Open MPI User's Mailing List Archives

  |   Home   |   Support   |   FAQ   |   all Open MPI User's mailing list

Subject: [OMPI users] OpenMPI 1.4.2 with Myrinet MX, mpirun seg faults
From: Raymond Muno (muno_at_[hidden])
Date: 2010-10-20 20:41:18


  We are doing a test build of a new cluster. We are re-using our
Myrinet 10G gear from a previous cluster.

I have built OpenMPI 1.4.2 with PGI 10.4. We use this regularly on
our Infiniband based cluster and all the install elements were readily
available.

With a few go-arounds with the Myrinet MX stack, we are now running MX
-1.2.12 with allowances for more than the max of 16 endpoints. Each node
has 24 cores.

The cluster is running rocks 5.3.

As part of the initial build, I installed the Myrinet_MX Rocks Roll from
Myricom. With the default limitation of 16 endpoints, we could not run
on all nodes. As mentioned above, the MX stack was replaced.

Myrinet provided a build of OpenMPI 1.4.1. That build works. It is
only compiled with gcc and gfortran and we wanted it built with the
compilers we normally use, e.g. PGI, Pathscale and Intel.

We can compile with the OpenMPI 1.4.2 / PGI 10.4 build. However, we
cannot launch jobs with mpirun. It seg faults.

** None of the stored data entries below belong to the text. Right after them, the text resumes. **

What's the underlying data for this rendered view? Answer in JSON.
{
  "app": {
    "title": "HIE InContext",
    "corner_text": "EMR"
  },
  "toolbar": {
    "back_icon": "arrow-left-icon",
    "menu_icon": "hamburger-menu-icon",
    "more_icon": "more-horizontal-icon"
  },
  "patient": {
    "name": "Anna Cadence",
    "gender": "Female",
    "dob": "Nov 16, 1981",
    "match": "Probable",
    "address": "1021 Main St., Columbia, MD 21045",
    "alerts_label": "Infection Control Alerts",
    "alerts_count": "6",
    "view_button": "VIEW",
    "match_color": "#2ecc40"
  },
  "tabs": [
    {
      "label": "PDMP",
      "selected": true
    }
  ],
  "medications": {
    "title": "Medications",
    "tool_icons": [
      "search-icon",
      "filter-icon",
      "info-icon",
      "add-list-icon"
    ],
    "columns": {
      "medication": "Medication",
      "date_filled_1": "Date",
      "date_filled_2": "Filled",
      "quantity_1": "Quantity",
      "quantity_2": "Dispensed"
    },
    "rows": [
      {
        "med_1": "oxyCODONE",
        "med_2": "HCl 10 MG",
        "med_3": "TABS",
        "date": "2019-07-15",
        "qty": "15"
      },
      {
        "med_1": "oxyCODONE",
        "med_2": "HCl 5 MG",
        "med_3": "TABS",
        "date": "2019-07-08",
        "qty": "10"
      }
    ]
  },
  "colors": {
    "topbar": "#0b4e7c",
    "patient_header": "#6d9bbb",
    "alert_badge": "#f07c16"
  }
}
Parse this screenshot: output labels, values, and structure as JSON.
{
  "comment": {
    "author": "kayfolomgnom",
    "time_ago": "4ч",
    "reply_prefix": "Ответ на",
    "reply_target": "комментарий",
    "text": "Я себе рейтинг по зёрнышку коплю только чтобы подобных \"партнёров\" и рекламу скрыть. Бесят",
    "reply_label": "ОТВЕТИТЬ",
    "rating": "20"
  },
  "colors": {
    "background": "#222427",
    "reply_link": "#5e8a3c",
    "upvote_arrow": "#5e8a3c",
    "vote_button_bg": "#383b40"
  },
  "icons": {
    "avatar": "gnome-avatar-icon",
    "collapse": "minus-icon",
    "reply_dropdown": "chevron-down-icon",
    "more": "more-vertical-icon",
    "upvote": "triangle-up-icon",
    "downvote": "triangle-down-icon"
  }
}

--------------------------------------------------------------------------
mpirun noticed that the job aborted, but has no info as to the process
that caused that situation.
--------------------------------------------------------------------------
[enet1-head2-eth1:29532] *** Process received signal ***
[enet1-head2-eth1:29532] Signal: Segmentation fault (11)
[enet1-head2-eth1:29532] Signal code: Address not mapped (1)
[enet1-head2-eth1:29532] Failing at address: 0x6c
[enet1-head2-eth1:29532] *** End of error message ***
Segmentation fault

However, if we launch the job with the Myricom supplied mpirun in the
OpenMPI tree, the job runs successfully. This works even with a test
program compiled with the OpenMPI 1.4.2 with PGI 10.4 build.